The LFortran compiler was initially designed using AST (Abstract Syntax Tree) and annotating the tree with types and a symbol table. Then the AST + annotations were lowered to LLVM. The semantic analysis code that took AST and appended type annotations and symbol table, together with lowering to LLVM was very complicated, because it was not clear what exactly the output of the semantic analysis should be, and if a bug is in the AST+annotations lowering stage, or in the semantic analysis itself (or both). The code was getting complex and hard to develop. We searched for a solution and came up with an intermediate representation that we call ASR (Abstract Semantic Representation). The semantic analysis takes AST and returns ASR. The LLVM backend takes ASR and creates LLVM. Adding ASR to LFortran cleaned up the code and set firm boundaries what the input and output of each stage of the compiler is.

The previous paragraph is the basic motivation for ASR, but there is still a lot of freedom left in the details how the ASR should look like. This document systematically discusses the ASR design, and provides documentation how to modify it or add to it as the needs of LCompilers evolve.

Requirements

High Level

A simple intuitive definition of ASR:

  • We can think of ASR as the simplest core symbolic representation of the surface language. All the cruft is abstracted away, but all the important things stay, nothing was lost. We can then use ASR to manipulate the language. To think of the language, we can simply think of ASR. ASR was designed to be equivalent to the language. At the same time, it can immediately be lowered to machine code (and obviously anything higher level like LLVM), everythig is simple and clear how to do so.
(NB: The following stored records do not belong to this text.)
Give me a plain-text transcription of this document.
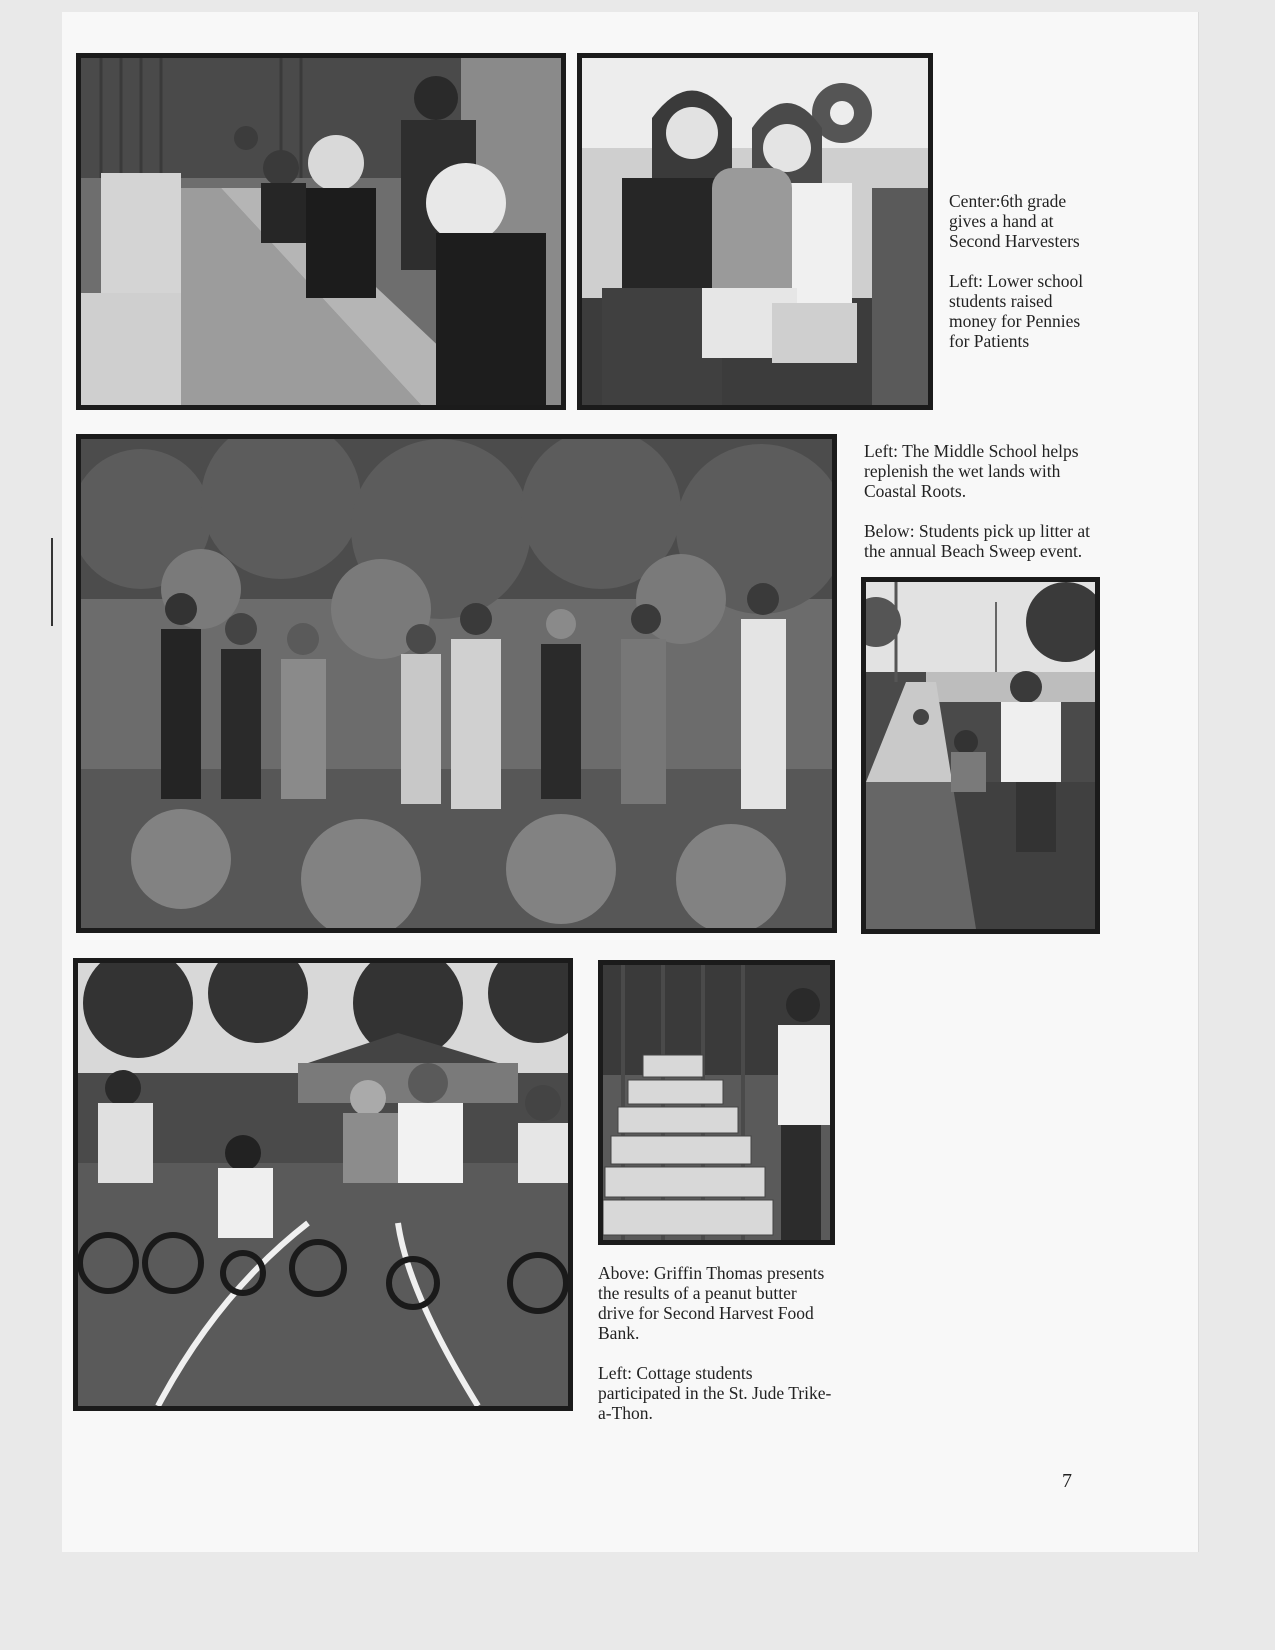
Center:6th grade gives a hand at Second Harvesters

Left: Lower school students raised money for Pennies for Patients

Left: The Middle School helps replenish the wet lands with Coastal Roots.

Below: Students pick up litter at the annual Beach Sweep event.

Above: Griffin Thomas presents the results of a peanut butter drive for Second Harvest Food Bank.

Left: Cottage students participated in the St. Jude Trike-a-Thon.

7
To achieve this, we need to go deeper.

Middle Level

There are two main requirements:

  • We want ASR to be a standalone representation, as far from the original surface language (Python, Fortran, ...) as possible, without losing any semantic information, so that it is always possible to convert ASR back to the original language, but we do not need to deal with often complicated surface level semantics (such as scope rules, what type is 1/2, and so on).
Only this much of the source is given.